Charlotte (ABC 4 News) - One of the most intriguing stories of this presidential race is all but being ignored.
CHARLOTTE (ABC 4 News) - Thursday night, President Barack Obama will accept his party's nomination for president.

For the next 60 days, he and Mitt Romney will be matched in a historic campaign: a Mormon running against an African-American.

With all of the convention hoopla the last two weeks, something very important has been lost.

These are two candidates from two peoples that were once outsiders in their own country.

Not long ago, this race would have been unthinkable.

Seven score and 10 years ago, a civil war was fought over African-Americans being free.

About the same time, Utah Mormons were dealing with their own issues of American discrimination.

A century and a half later, historian Ken Verdoia is now amazed at who's now running for president.

Not long ago, he told ABC 4, "Go back to Abraham Lincoln. This is a race even the Great Emancipator could never consider. An African-American running for reelection of President of the United States against a member of the Church of Jesus Christ of Latter-day Saints."

With just two months left before the election, LDS members talk about Mitt Romney the way African-Americans talked about Barack Obama four years ago: historic, uplifting, something they weren't sure they would ever see in their lifetime.

At the Republican Convention in Tampa, Florida, Utah Congressman Jason Chaffetz told us, "Who would have thought that Mitt Romney, BYU graduate, would be running against the first black president in the history of the United States.
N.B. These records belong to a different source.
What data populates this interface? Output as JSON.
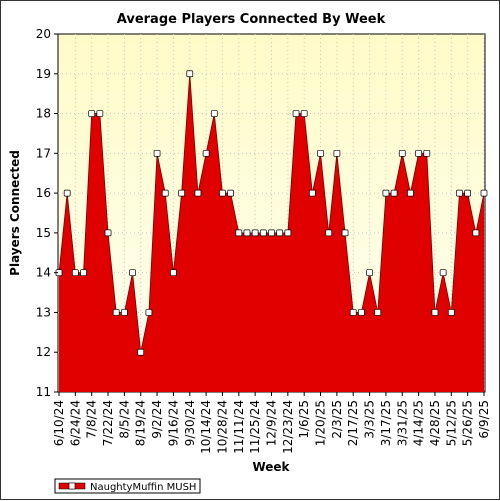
{
  "chart_data": {
    "type": "area",
    "title": "Average Players Connected By Week",
    "xlabel": "Week",
    "ylabel": "Players Connected",
    "ylim": [
      11,
      20
    ],
    "y_ticks": [
      11,
      12,
      13,
      14,
      15,
      16,
      17,
      18,
      19,
      20
    ],
    "grid": true,
    "legend_position": "bottom-left",
    "x_tick_labels": [
      "6/10/24",
      "6/24/24",
      "7/8/24",
      "7/22/24",
      "8/5/24",
      "8/19/24",
      "9/2/24",
      "9/16/24",
      "9/30/24",
      "10/14/24",
      "10/28/24",
      "11/11/24",
      "11/25/24",
      "12/9/24",
      "12/23/24",
      "1/6/25",
      "1/20/25",
      "2/3/25",
      "2/17/25",
      "3/3/25",
      "3/17/25",
      "3/31/25",
      "4/14/25",
      "4/28/25",
      "5/12/25",
      "5/26/25",
      "6/9/25"
    ],
    "series": [
      {
        "name": "NaughtyMuffin MUSH",
        "color": "#e00000",
        "values": [
          14,
          16,
          14,
          14,
          18,
          18,
          15,
          13,
          13,
          14,
          12,
          13,
          17,
          16,
          14,
          16,
          19,
          16,
          17,
          18,
          16,
          16,
          15,
          15,
          15,
          15,
          15,
          15,
          15,
          18,
          18,
          16,
          17,
          15,
          17,
          15,
          13,
          13,
          14,
          13,
          16,
          16,
          17,
          16,
          17,
          17,
          13,
          14,
          13,
          16,
          16,
          15,
          16
        ]
      }
    ]
  }
}
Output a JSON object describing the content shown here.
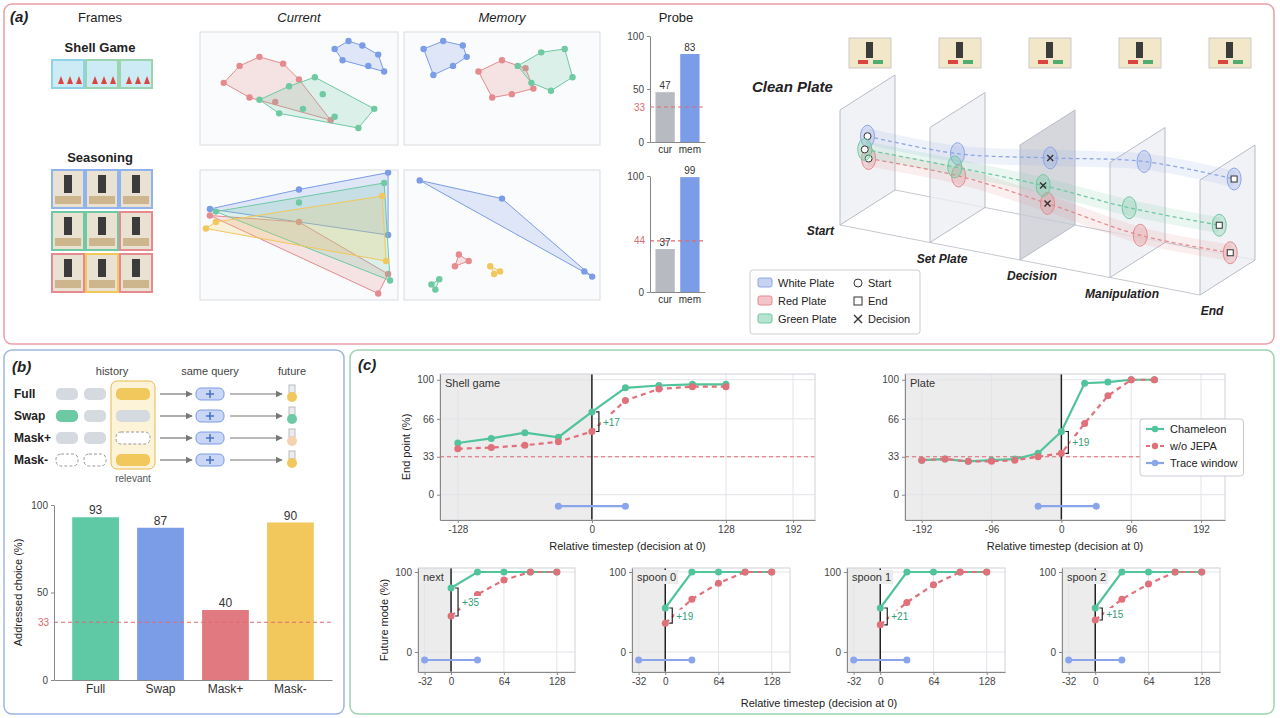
{
  "panels": {
    "a": {
      "label": "(a)",
      "headers": [
        "Frames",
        "Current",
        "Memory",
        "Probe"
      ],
      "rows": [
        "Shell Game",
        "Seasoning"
      ]
    },
    "clean_plate": {
      "title": "Clean Plate",
      "stages": [
        "Start",
        "Set Plate",
        "Decision",
        "Manipulation",
        "End"
      ],
      "legend": [
        {
          "name": "White Plate",
          "color": "#8ea6e6"
        },
        {
          "name": "Red Plate",
          "color": "#e58a8f"
        },
        {
          "name": "Green Plate",
          "color": "#6fc9a2"
        }
      ],
      "markers": [
        "Start",
        "End",
        "Decision"
      ]
    },
    "b": {
      "label": "(b)",
      "headers": [
        "history",
        "same query",
        "future"
      ],
      "rows": [
        "Full",
        "Swap",
        "Mask+",
        "Mask-"
      ],
      "highlight": "relevant"
    },
    "c": {
      "label": "(c)",
      "xlabel": "Relative timestep (decision at 0)"
    }
  },
  "chart_data": [
    {
      "type": "scatter",
      "tick_labels": false,
      "xlim": [
        0,
        10
      ],
      "ylim": [
        0,
        10
      ],
      "series": [
        {
          "color": "#e58a8f",
          "x": [
            1.2,
            2.0,
            3.0,
            4.2,
            5.0,
            2.5,
            3.8,
            6.6
          ],
          "values": [
            5.5,
            7.0,
            7.8,
            7.2,
            5.8,
            4.2,
            3.8,
            2.2
          ]
        },
        {
          "color": "#6fc9a2",
          "x": [
            3.0,
            4.5,
            5.8,
            6.2,
            4.0,
            5.2,
            6.8,
            8.0,
            8.8
          ],
          "values": [
            4.0,
            5.2,
            6.0,
            4.5,
            2.8,
            3.2,
            2.5,
            1.5,
            3.2
          ]
        },
        {
          "color": "#7b9ce6",
          "x": [
            6.8,
            7.5,
            8.2,
            9.0,
            8.5,
            7.2,
            9.3
          ],
          "values": [
            8.5,
            9.2,
            8.8,
            8.0,
            7.0,
            7.5,
            6.5
          ]
        }
      ]
    },
    {
      "type": "scatter",
      "tick_labels": false,
      "xlim": [
        0,
        10
      ],
      "ylim": [
        0,
        10
      ],
      "series": [
        {
          "color": "#7b9ce6",
          "x": [
            1.0,
            2.0,
            3.0,
            2.5,
            1.5,
            3.2
          ],
          "values": [
            8.5,
            9.2,
            8.8,
            7.0,
            6.2,
            7.8
          ]
        },
        {
          "color": "#e58a8f",
          "x": [
            3.8,
            5.0,
            6.2,
            5.5,
            4.5,
            6.6
          ],
          "values": [
            6.5,
            7.5,
            6.8,
            4.5,
            4.2,
            5.0
          ]
        },
        {
          "color": "#6fc9a2",
          "x": [
            5.8,
            7.0,
            8.2,
            8.6,
            7.5,
            6.5
          ],
          "values": [
            7.0,
            8.2,
            8.5,
            6.0,
            4.8,
            5.5
          ]
        }
      ]
    },
    {
      "type": "bar",
      "categories": [
        "cur",
        "mem"
      ],
      "values": [
        47,
        83
      ],
      "colors": [
        "#b7bac1",
        "#7b9ce6"
      ],
      "ylim": [
        0,
        100
      ],
      "yticks": [
        0,
        50,
        100
      ],
      "chance": 33,
      "data_labels": true
    },
    {
      "type": "scatter",
      "tick_labels": false,
      "xlim": [
        0,
        10
      ],
      "ylim": [
        0,
        10
      ],
      "series": [
        {
          "color": "#7b9ce6",
          "x": [
            0.5,
            5.0,
            9.5,
            9.5
          ],
          "values": [
            7.0,
            8.5,
            9.8,
            5.0
          ]
        },
        {
          "color": "#e58a8f",
          "x": [
            0.5,
            5.0,
            9.5,
            9.0
          ],
          "values": [
            6.5,
            6.0,
            2.0,
            0.5
          ]
        },
        {
          "color": "#6fc9a2",
          "x": [
            0.8,
            5.0,
            9.3,
            9.6
          ],
          "values": [
            6.8,
            7.5,
            9.0,
            1.5
          ]
        },
        {
          "color": "#f2c75c",
          "x": [
            0.3,
            0.8,
            9.4,
            9.2
          ],
          "values": [
            5.5,
            6.0,
            3.0,
            8.0
          ]
        }
      ]
    },
    {
      "type": "scatter",
      "tick_labels": false,
      "xlim": [
        0,
        10
      ],
      "ylim": [
        0,
        10
      ],
      "series": [
        {
          "color": "#7b9ce6",
          "x": [
            0.8,
            5.0,
            9.2,
            9.6
          ],
          "values": [
            9.2,
            7.8,
            2.2,
            1.8
          ]
        },
        {
          "color": "#e58a8f",
          "x": [
            2.8,
            3.3,
            2.6
          ],
          "values": [
            3.5,
            3.0,
            2.6
          ]
        },
        {
          "color": "#6fc9a2",
          "x": [
            1.4,
            1.8,
            1.6
          ],
          "values": [
            1.2,
            1.6,
            0.8
          ]
        },
        {
          "color": "#f2c75c",
          "x": [
            4.4,
            4.9,
            4.6
          ],
          "values": [
            2.6,
            2.2,
            2.0
          ]
        }
      ]
    },
    {
      "type": "bar",
      "categories": [
        "cur",
        "mem"
      ],
      "values": [
        37,
        99
      ],
      "colors": [
        "#b7bac1",
        "#7b9ce6"
      ],
      "ylim": [
        0,
        100
      ],
      "yticks": [
        0,
        100
      ],
      "chance": 44,
      "data_labels": true
    },
    {
      "type": "bar",
      "categories": [
        "Full",
        "Swap",
        "Mask+",
        "Mask-"
      ],
      "values": [
        93,
        87,
        40,
        90
      ],
      "colors": [
        "#5fc9a5",
        "#7b9ce6",
        "#e07a80",
        "#f2c75c"
      ],
      "ylabel": "Addressed choice (%)",
      "ylim": [
        0,
        100
      ],
      "yticks": [
        0,
        50,
        100
      ],
      "chance": 33,
      "data_labels": true
    },
    {
      "type": "line",
      "title": "Shell game",
      "xlabel": "Relative timestep (decision at 0)",
      "ylabel": "End point (%)",
      "xlim": [
        -145,
        213
      ],
      "ylim": [
        -22,
        105
      ],
      "xticks": [
        -128,
        0,
        128,
        192
      ],
      "yticks": [
        0,
        33,
        66,
        100
      ],
      "grid": true,
      "decision": 0,
      "chance": 33,
      "annotation": "+17",
      "series": [
        {
          "color": "#52c49b",
          "marker": "circle",
          "line_style": "solid",
          "x": [
            -128,
            -96,
            -64,
            -32,
            0,
            32,
            64,
            96,
            128
          ],
          "values": [
            45,
            49,
            54,
            50,
            72,
            93,
            95,
            96,
            96
          ]
        },
        {
          "color": "#e0707a",
          "marker": "circle",
          "line_style": "dashed",
          "x": [
            -128,
            -96,
            -64,
            -32,
            0,
            32,
            64,
            96,
            128
          ],
          "values": [
            40,
            41,
            43,
            46,
            55,
            82,
            92,
            94,
            94
          ]
        },
        {
          "color": "#8aa5ea",
          "marker": "circle",
          "line_style": "solid",
          "x": [
            -32,
            32
          ],
          "values": [
            -10,
            -10
          ]
        }
      ]
    },
    {
      "type": "line",
      "title": "Plate",
      "xlabel": "Relative timestep (decision at 0)",
      "xlim": [
        -215,
        225
      ],
      "ylim": [
        -22,
        105
      ],
      "xticks": [
        -192,
        -96,
        0,
        96,
        192
      ],
      "yticks": [
        0,
        33,
        66,
        100
      ],
      "grid": true,
      "decision": 0,
      "chance": 33,
      "annotation": "+19",
      "legend": "right",
      "series": [
        {
          "name": "Chameleon",
          "color": "#52c49b",
          "marker": "circle",
          "line_style": "solid",
          "x": [
            -192,
            -160,
            -128,
            -96,
            -64,
            -32,
            0,
            32,
            64,
            96,
            128
          ],
          "values": [
            30,
            31,
            29,
            30,
            31,
            36,
            55,
            97,
            98,
            100,
            100
          ]
        },
        {
          "name": "w/o JEPA",
          "color": "#e0707a",
          "marker": "circle",
          "line_style": "dashed",
          "x": [
            -192,
            -160,
            -128,
            -96,
            -64,
            -32,
            0,
            32,
            64,
            96,
            128
          ],
          "values": [
            30,
            31,
            29,
            29,
            30,
            33,
            36,
            62,
            86,
            100,
            100
          ]
        },
        {
          "name": "Trace window",
          "color": "#8aa5ea",
          "marker": "circle",
          "line_style": "solid",
          "x": [
            -32,
            48
          ],
          "values": [
            -10,
            -10
          ]
        }
      ]
    },
    {
      "type": "line",
      "title": "next",
      "ylabel": "Future mode (%)",
      "xlim": [
        -40,
        150
      ],
      "ylim": [
        -25,
        105
      ],
      "xticks": [
        -32,
        0,
        64,
        128
      ],
      "yticks": [
        0,
        100
      ],
      "grid": true,
      "decision": 0,
      "annotation": "+35",
      "series": [
        {
          "color": "#52c49b",
          "marker": "circle",
          "line_style": "solid",
          "x": [
            0,
            32,
            64,
            96,
            128
          ],
          "values": [
            80,
            100,
            100,
            100,
            100
          ]
        },
        {
          "color": "#e0707a",
          "marker": "circle",
          "line_style": "dashed",
          "x": [
            0,
            32,
            64,
            96,
            128
          ],
          "values": [
            45,
            72,
            90,
            100,
            100
          ]
        },
        {
          "color": "#8aa5ea",
          "marker": "circle",
          "line_style": "solid",
          "x": [
            -32,
            32
          ],
          "values": [
            -10,
            -10
          ]
        }
      ]
    },
    {
      "type": "line",
      "title": "spoon 0",
      "xlim": [
        -40,
        150
      ],
      "ylim": [
        -25,
        105
      ],
      "xticks": [
        -32,
        0,
        64,
        128
      ],
      "yticks": [
        0,
        100
      ],
      "grid": true,
      "decision": 0,
      "annotation": "+19",
      "series": [
        {
          "color": "#52c49b",
          "marker": "circle",
          "line_style": "solid",
          "x": [
            0,
            32,
            64,
            96,
            128
          ],
          "values": [
            55,
            100,
            100,
            100,
            100
          ]
        },
        {
          "color": "#e0707a",
          "marker": "circle",
          "line_style": "dashed",
          "x": [
            0,
            32,
            64,
            96,
            128
          ],
          "values": [
            36,
            66,
            86,
            100,
            100
          ]
        },
        {
          "color": "#8aa5ea",
          "marker": "circle",
          "line_style": "solid",
          "x": [
            -32,
            32
          ],
          "values": [
            -10,
            -10
          ]
        }
      ]
    },
    {
      "type": "line",
      "title": "spoon 1",
      "xlim": [
        -40,
        150
      ],
      "ylim": [
        -25,
        105
      ],
      "xticks": [
        -32,
        0,
        64,
        128
      ],
      "yticks": [
        0,
        100
      ],
      "grid": true,
      "decision": 0,
      "annotation": "+21",
      "series": [
        {
          "color": "#52c49b",
          "marker": "circle",
          "line_style": "solid",
          "x": [
            0,
            32,
            64,
            96,
            128
          ],
          "values": [
            55,
            100,
            100,
            100,
            100
          ]
        },
        {
          "color": "#e0707a",
          "marker": "circle",
          "line_style": "dashed",
          "x": [
            0,
            32,
            64,
            96,
            128
          ],
          "values": [
            34,
            62,
            84,
            100,
            100
          ]
        },
        {
          "color": "#8aa5ea",
          "marker": "circle",
          "line_style": "solid",
          "x": [
            -32,
            32
          ],
          "values": [
            -10,
            -10
          ]
        }
      ]
    },
    {
      "type": "line",
      "title": "spoon 2",
      "xlim": [
        -40,
        150
      ],
      "ylim": [
        -25,
        105
      ],
      "xticks": [
        -32,
        0,
        64,
        128
      ],
      "yticks": [
        0,
        100
      ],
      "grid": true,
      "decision": 0,
      "annotation": "+15",
      "series": [
        {
          "color": "#52c49b",
          "marker": "circle",
          "line_style": "solid",
          "x": [
            0,
            32,
            64,
            96,
            128
          ],
          "values": [
            55,
            100,
            100,
            100,
            100
          ]
        },
        {
          "color": "#e0707a",
          "marker": "circle",
          "line_style": "dashed",
          "x": [
            0,
            32,
            64,
            96,
            128
          ],
          "values": [
            40,
            66,
            85,
            100,
            100
          ]
        },
        {
          "color": "#8aa5ea",
          "marker": "circle",
          "line_style": "solid",
          "x": [
            -32,
            32
          ],
          "values": [
            -10,
            -10
          ]
        }
      ]
    }
  ]
}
That's pretty amazing."

Verdoia uses other words, "Tolerance, diversity, opportunity, accommodation, progress."

While it's easy to get caught up at conventions with celebrities talking to empty chairs, one of the biggest stories is all but being ignored.

It's the story of how two men are seeking the highest office of a country which once persecuted their people.

As Verdoia puts it, "This is and extraordinary expression of what is best about America. That those who have fallen or suffered can one day find the path to lead."